According to their social character, that is, where they come from, they can be classified into:
- Individual needs, when they take into consideration only the individual, that is, a specific one, even if this contradicts the needs of the group to which they belong.
- Collective needs, when they take into consideration the whole of a community, community or society even if it contradicts the individual needs of any of its members.
According to their economic importance, they can be classified into:
- Economic needs, the satisfaction of which requires a productive effort on the part of the entire society or at least on the part of the individual, that is, of economic activities. For example, to satisfy our desire to feed ourselves, it is necessary to be able to acquire food that has been previously prepared, for which it was necessary to have inputs that were previously collected, produced or obtained.
- Non-economic needs, the satisfaction of which does not imply any productive mechanism, but can be satisfied in other ways. For example, to breathe we only need air, and to get affection, we only need a loved one. In neither case does the human production chain appear.
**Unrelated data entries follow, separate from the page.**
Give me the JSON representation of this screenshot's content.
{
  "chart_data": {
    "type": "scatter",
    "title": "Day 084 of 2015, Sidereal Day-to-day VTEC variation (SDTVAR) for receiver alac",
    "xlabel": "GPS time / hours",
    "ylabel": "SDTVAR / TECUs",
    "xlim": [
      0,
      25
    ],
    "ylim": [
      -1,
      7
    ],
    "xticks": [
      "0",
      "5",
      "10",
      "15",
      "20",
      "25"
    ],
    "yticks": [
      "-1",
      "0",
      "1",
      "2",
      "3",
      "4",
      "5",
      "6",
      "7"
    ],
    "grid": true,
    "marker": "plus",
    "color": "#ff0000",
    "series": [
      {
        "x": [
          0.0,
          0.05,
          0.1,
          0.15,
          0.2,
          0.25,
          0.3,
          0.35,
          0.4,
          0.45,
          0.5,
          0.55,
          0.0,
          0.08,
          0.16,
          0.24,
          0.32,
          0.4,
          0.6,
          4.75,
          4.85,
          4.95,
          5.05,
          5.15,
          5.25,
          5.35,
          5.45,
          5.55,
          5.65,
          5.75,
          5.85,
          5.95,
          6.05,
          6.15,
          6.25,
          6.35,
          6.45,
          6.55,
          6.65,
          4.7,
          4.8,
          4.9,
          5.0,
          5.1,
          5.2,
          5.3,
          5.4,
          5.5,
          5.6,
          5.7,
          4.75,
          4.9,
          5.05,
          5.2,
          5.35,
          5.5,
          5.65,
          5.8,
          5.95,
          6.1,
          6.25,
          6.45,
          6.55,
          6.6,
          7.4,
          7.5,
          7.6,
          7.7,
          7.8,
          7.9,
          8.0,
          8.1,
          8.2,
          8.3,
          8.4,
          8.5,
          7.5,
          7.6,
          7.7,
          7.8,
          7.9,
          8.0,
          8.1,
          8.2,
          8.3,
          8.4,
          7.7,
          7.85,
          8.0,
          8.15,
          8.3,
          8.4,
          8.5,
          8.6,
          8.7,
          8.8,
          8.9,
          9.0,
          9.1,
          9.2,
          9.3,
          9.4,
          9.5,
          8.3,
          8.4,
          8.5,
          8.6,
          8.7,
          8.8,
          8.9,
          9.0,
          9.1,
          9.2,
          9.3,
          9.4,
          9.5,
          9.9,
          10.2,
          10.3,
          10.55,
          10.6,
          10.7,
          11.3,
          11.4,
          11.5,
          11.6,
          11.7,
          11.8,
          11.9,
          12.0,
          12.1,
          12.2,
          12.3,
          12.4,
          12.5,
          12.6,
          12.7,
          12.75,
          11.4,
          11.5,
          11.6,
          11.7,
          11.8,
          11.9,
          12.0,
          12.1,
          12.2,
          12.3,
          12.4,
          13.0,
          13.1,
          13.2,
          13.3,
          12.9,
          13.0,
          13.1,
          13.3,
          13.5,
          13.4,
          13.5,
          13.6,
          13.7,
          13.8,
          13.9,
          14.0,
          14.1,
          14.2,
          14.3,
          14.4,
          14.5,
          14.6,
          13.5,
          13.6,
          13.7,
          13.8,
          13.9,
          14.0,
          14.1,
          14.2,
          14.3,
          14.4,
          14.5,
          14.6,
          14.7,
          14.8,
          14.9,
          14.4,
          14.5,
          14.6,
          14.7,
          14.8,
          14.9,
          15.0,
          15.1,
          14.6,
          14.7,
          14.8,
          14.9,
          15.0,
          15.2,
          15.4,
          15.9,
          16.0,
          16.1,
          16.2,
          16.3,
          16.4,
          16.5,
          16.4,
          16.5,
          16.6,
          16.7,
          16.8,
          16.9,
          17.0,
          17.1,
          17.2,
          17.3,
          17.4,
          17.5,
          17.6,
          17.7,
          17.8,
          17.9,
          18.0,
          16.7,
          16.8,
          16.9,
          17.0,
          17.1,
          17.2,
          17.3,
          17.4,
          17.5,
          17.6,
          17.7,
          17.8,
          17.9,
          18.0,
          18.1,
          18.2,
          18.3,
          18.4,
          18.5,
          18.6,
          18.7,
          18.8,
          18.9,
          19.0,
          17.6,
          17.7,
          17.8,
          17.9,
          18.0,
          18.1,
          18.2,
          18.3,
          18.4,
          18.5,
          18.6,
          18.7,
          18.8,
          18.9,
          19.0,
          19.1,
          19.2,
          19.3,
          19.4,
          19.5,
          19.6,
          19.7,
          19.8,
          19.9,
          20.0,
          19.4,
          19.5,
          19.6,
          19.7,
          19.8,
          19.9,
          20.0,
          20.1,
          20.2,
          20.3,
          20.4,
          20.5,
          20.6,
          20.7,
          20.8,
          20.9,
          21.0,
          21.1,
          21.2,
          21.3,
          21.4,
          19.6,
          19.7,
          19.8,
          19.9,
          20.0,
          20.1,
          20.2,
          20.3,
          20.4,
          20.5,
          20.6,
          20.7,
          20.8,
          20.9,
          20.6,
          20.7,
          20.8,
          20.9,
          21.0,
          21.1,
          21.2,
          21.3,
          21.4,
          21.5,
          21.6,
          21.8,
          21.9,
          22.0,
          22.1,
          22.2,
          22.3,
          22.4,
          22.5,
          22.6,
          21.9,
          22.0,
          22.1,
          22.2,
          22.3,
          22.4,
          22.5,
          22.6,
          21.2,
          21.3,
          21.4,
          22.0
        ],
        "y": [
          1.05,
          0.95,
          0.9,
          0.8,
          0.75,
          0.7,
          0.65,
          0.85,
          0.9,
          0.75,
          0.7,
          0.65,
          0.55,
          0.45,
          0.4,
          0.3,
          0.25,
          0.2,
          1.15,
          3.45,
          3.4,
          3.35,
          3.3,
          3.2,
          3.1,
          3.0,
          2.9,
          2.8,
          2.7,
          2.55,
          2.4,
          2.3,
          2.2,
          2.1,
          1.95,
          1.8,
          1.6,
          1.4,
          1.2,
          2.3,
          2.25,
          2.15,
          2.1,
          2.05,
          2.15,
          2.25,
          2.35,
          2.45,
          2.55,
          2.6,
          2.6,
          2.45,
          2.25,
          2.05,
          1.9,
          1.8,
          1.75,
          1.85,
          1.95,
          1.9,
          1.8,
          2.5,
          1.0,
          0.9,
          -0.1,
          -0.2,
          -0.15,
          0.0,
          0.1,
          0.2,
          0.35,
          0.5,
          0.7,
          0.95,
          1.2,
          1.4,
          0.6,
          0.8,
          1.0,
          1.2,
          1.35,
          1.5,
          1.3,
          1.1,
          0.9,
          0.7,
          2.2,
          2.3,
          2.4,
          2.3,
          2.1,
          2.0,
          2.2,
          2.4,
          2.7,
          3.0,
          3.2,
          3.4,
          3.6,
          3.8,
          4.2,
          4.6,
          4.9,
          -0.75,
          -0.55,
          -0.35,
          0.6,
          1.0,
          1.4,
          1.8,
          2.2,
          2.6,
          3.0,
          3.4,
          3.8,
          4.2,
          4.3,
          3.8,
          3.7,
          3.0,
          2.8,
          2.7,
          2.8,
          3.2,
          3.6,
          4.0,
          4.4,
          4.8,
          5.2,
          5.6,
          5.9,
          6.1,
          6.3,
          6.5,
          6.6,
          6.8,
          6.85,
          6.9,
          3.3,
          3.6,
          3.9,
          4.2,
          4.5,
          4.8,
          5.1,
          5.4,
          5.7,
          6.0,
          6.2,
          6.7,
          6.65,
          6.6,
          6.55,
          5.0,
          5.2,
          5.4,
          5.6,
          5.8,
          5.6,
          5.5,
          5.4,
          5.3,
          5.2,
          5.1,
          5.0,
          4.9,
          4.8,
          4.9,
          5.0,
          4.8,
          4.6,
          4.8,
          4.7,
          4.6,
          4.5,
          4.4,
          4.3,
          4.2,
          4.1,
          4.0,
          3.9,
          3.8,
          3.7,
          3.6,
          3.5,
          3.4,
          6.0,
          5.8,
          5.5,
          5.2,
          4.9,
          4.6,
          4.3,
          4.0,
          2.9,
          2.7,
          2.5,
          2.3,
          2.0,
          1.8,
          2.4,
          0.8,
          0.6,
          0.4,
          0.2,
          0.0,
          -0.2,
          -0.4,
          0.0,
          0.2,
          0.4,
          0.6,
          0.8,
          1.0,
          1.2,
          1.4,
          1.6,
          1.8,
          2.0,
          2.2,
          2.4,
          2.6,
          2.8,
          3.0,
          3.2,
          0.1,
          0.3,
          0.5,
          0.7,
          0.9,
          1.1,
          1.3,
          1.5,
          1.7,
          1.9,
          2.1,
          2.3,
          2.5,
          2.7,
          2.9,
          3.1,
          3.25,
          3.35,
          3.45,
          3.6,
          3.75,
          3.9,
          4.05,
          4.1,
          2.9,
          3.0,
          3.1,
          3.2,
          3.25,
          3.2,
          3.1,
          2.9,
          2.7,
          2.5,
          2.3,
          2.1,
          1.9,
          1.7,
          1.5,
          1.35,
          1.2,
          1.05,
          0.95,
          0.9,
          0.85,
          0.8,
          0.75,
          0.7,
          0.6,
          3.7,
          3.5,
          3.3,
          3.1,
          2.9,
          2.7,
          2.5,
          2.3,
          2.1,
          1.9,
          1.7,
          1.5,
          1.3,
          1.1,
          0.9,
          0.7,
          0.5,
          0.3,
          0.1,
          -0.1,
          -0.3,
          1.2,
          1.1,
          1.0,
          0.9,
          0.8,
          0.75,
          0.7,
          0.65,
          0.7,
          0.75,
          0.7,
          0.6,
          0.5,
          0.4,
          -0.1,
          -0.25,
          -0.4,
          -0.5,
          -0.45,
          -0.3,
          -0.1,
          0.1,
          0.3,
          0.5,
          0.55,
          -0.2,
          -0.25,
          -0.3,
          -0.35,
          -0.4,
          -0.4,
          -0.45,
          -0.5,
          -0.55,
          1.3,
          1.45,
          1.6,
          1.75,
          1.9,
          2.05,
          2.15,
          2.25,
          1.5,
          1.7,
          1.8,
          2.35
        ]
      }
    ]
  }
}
One of the great students of human needs was Abraham Maslow (1908-1970). This American psychologist presented his approach to motivations human beings in his 1943 book "A Theory of Human Motivation", we know today as the "Maslow's pyramid”.
Through his pyramid, he sought a way to represent human needs from a hierarchical principle. That is, it placed the most basic (and fundamental) at the foot of the pyramid, and the most elaborate (and therefore optional) at the top.
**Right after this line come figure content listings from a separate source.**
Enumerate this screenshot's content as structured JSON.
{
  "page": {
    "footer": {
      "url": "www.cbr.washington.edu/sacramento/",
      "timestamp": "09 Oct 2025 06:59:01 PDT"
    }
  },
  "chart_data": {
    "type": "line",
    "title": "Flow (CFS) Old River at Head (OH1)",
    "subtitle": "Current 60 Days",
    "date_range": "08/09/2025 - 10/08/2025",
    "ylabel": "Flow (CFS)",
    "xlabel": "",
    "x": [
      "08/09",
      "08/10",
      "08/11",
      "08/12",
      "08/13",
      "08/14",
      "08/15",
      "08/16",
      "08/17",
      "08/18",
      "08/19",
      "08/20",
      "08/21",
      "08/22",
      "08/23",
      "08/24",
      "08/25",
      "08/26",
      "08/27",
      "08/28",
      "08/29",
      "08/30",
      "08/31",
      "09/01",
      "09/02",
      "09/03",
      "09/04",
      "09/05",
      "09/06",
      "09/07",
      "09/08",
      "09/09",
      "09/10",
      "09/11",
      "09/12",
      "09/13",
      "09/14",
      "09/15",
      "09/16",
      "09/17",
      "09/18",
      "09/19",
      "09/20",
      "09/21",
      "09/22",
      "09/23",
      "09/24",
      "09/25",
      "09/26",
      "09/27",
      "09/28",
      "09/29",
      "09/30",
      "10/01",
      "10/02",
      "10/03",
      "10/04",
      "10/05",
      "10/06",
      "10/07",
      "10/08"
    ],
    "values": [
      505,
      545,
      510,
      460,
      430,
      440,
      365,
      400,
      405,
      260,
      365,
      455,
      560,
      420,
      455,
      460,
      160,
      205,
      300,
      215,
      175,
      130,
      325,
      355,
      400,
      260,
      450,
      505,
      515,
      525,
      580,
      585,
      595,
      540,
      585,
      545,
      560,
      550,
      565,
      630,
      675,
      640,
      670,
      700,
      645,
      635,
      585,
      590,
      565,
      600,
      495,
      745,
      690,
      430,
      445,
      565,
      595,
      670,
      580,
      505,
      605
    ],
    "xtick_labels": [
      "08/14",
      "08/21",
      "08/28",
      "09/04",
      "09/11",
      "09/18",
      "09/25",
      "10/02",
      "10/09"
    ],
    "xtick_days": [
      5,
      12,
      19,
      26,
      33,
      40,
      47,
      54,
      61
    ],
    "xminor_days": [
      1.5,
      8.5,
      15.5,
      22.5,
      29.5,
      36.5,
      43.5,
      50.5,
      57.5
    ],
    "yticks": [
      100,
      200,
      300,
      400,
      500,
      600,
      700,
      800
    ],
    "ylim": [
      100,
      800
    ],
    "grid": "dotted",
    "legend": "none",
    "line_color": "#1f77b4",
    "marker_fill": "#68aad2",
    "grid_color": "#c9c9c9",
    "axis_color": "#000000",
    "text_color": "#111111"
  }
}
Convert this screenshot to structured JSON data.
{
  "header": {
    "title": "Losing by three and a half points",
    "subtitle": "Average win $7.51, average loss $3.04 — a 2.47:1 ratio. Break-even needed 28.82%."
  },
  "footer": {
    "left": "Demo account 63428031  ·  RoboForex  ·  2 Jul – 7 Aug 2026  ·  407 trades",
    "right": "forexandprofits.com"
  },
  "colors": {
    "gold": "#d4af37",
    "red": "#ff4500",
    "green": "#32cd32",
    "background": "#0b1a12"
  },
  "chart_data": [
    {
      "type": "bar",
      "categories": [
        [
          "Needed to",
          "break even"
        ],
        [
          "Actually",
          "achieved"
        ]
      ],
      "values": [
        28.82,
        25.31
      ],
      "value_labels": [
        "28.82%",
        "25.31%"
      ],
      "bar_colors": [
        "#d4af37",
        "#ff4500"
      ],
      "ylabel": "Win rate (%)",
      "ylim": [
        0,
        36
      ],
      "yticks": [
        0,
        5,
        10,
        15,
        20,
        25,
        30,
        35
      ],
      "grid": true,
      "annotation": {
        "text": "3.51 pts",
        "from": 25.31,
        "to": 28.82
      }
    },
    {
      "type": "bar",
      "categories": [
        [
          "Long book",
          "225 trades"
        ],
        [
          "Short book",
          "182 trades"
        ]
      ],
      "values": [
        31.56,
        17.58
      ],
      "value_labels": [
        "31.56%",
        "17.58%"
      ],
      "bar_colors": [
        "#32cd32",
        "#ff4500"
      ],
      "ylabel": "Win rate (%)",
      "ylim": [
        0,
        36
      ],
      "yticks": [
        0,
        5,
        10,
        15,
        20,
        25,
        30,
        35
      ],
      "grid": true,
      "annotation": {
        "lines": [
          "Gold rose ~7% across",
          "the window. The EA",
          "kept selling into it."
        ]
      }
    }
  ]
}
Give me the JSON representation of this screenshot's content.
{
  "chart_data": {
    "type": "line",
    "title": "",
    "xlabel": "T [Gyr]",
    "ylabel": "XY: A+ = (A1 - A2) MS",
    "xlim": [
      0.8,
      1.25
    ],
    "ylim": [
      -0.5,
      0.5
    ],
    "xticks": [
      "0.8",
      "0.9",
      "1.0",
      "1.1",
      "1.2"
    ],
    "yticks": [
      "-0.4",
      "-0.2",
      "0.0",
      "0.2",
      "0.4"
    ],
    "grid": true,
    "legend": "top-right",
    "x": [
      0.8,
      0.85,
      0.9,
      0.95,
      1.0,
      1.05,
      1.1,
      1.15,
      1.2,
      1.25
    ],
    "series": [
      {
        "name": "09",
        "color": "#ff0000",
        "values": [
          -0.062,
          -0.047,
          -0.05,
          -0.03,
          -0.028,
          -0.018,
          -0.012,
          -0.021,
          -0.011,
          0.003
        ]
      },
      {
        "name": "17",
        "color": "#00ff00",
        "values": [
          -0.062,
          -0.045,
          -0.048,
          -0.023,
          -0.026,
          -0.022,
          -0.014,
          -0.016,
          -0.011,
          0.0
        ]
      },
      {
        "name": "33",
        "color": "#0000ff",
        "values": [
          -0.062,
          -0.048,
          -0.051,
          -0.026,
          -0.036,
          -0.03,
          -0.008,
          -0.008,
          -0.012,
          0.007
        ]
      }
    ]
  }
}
Logically, this means that to access those above, all those below must be met first, and that the higher a need is found in the pyramid, the further it is from the primary needs of the human being.
Maslow's pyramid is thus made up of five different levels, which we list from the most basic and lowest, to the most complex and elevated:
- Physiological or primary needs. Those that survival itself dictates and that the individual must simply satisfy in order to continue to exist. Nothing precedes them, therefore, and the need to breathe, to food, sleep, protection of the environment (from cold or heat), etc.
- Security and protection needs. Once the primary needs have been satisfied, the second step of the pyramid consists of needs related to the defense and security of the individual, that is, with their protection from harm and helplessness. Examples of these are: physical and sanitary security (protection from diseases), home ownership, etc.
- Social or affiliation needs. The third rung of the pyramid already points to the inclusion of the individual in a community human, and they come from our gregarious, tribal nature. Examples of them are the need for relationships (friendly, loving, affective) or the need for social acceptance.
- Esteem or recognition needs. Once the individual is part of a group in which he possesses social relationships and enjoy a identity own and group, their esteem needs appear, which Maslow sub-classified into two categories:
- Self-actualization or self-need. The top of Maslow's pyramid is reserved for the most abstract and complex psychological needs of the human being, which have to do with the self-evaluation of one's own life in function of a purpose, a notion of happiness or from success, either with himself or with the humanity whole.